最後の男(ひと)
町屋先輩からは、4年前に一緒に仕事をしたときにはっきり釘を刺されているけれど、里中はそのことを知らないから少し躍起になっている。先輩も先輩で、どこか楽しんでいる節があるから質が悪い。

「あとから来たのは君の方だけどな」

事実ながらそこを突かれては、里中もぐうの音も出ない。先輩がくくっ、と喉の奥で笑いをかみ殺している。里中にとっては目の上のたんこぶかもしれないけれど、先輩の方は気に入ったらしい。

「一先ず、一香の顔を見に来ただけだから、ちゃんとした挨拶はまた後で」

先輩は余計な一言を添えて部署を後にするから、里中が敵意剥き出しで背中を睨み付けている。

まだ社員が少ない時間だから良かったものの、これがもしあと10分後の話だったら、噂が背びれ尾ひれを付けて広まっていたことだろう。

「ほら、里中。朝イチで準備しないといけない書類があるから早く出勤したんじゃなかったの?」

先の行動を促せば、私のことも納得いかない顔をして数瞬見つめたあと、気の抜けた返事をして自分のデスクへと戻っていく。

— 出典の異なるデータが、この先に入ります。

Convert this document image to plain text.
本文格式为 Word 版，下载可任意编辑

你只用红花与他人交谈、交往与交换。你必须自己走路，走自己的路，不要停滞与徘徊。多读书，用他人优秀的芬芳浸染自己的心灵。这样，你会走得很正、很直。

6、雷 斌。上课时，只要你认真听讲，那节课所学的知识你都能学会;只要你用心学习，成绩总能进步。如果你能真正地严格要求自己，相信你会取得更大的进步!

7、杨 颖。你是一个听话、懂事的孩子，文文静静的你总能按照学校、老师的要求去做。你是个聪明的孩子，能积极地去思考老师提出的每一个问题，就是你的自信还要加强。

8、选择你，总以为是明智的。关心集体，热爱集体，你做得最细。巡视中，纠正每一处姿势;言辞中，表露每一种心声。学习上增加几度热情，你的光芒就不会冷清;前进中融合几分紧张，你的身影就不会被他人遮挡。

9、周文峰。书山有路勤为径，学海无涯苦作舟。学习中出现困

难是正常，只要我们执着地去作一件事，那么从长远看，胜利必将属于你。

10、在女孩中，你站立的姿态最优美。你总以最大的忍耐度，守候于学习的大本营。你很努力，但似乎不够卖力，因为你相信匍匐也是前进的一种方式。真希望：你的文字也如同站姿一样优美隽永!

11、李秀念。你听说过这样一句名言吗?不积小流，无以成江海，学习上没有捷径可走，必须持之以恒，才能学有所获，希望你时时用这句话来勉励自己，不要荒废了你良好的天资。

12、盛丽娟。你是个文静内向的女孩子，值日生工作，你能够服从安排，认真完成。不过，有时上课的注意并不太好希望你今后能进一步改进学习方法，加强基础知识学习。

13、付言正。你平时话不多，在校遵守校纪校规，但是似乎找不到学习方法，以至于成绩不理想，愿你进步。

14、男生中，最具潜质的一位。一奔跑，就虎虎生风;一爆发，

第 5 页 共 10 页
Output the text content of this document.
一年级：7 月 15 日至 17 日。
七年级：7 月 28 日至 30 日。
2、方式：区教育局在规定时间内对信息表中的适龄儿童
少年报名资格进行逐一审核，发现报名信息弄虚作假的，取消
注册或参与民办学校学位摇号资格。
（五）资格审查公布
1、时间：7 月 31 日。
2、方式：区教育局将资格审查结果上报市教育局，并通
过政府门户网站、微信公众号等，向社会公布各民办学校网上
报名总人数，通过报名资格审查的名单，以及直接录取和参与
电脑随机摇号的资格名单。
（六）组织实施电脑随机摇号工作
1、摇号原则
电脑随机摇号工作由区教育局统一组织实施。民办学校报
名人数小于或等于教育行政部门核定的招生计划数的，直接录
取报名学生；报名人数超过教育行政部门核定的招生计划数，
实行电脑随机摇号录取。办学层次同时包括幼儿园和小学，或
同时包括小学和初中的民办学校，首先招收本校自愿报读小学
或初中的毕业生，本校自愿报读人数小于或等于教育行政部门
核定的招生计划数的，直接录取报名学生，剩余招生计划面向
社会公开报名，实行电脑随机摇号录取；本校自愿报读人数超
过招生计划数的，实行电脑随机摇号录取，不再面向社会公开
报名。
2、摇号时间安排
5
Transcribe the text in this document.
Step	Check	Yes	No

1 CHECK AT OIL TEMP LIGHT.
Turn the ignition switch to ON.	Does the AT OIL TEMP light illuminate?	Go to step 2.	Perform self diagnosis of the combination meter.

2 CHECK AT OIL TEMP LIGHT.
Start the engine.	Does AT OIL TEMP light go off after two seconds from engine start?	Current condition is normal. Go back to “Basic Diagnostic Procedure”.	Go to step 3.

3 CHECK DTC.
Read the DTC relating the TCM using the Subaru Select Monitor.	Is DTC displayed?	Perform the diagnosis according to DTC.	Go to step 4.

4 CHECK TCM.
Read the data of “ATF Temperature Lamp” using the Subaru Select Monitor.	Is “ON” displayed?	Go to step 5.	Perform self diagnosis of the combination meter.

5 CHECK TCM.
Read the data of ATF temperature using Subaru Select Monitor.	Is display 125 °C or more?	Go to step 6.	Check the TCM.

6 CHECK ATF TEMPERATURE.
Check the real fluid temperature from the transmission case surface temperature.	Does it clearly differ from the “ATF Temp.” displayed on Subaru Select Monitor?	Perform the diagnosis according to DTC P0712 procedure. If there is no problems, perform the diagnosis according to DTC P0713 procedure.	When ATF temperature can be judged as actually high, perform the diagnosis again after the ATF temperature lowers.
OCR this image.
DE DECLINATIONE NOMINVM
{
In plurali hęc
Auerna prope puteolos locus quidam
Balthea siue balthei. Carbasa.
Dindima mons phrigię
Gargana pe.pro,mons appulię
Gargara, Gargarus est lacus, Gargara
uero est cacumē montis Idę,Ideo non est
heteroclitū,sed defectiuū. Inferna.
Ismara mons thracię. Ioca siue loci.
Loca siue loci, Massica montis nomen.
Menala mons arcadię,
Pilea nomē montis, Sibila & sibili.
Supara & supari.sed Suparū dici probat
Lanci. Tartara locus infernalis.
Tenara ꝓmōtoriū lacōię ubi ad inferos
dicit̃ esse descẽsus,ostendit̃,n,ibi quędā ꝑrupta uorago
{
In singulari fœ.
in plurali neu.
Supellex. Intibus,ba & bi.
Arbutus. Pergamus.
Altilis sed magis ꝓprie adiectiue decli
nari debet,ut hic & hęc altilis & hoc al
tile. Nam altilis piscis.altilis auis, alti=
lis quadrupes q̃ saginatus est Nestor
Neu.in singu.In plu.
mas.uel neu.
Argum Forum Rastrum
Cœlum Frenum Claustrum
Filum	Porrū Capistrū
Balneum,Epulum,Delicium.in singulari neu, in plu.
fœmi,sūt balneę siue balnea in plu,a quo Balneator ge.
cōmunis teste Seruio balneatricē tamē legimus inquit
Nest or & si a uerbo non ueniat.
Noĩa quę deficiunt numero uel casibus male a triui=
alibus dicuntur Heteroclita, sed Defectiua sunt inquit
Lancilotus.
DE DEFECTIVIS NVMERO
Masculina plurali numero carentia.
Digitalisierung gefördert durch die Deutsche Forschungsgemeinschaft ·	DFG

私が何をしたというのか…。その顔を承認できないのはこっちの方だと言いたい。けれど、言えない。里中が私にアピールしているのは周知の事実で、分かりやすく好意を寄せられては無碍にはできない。とことん冷たくすればいい加減分かってくれるのだろうけれど、対象外とはいえ気が引けてしまうのは惚れられた弱みというのもあると思う。気持ちには応えられないくせに、良い人ではいたいのだ。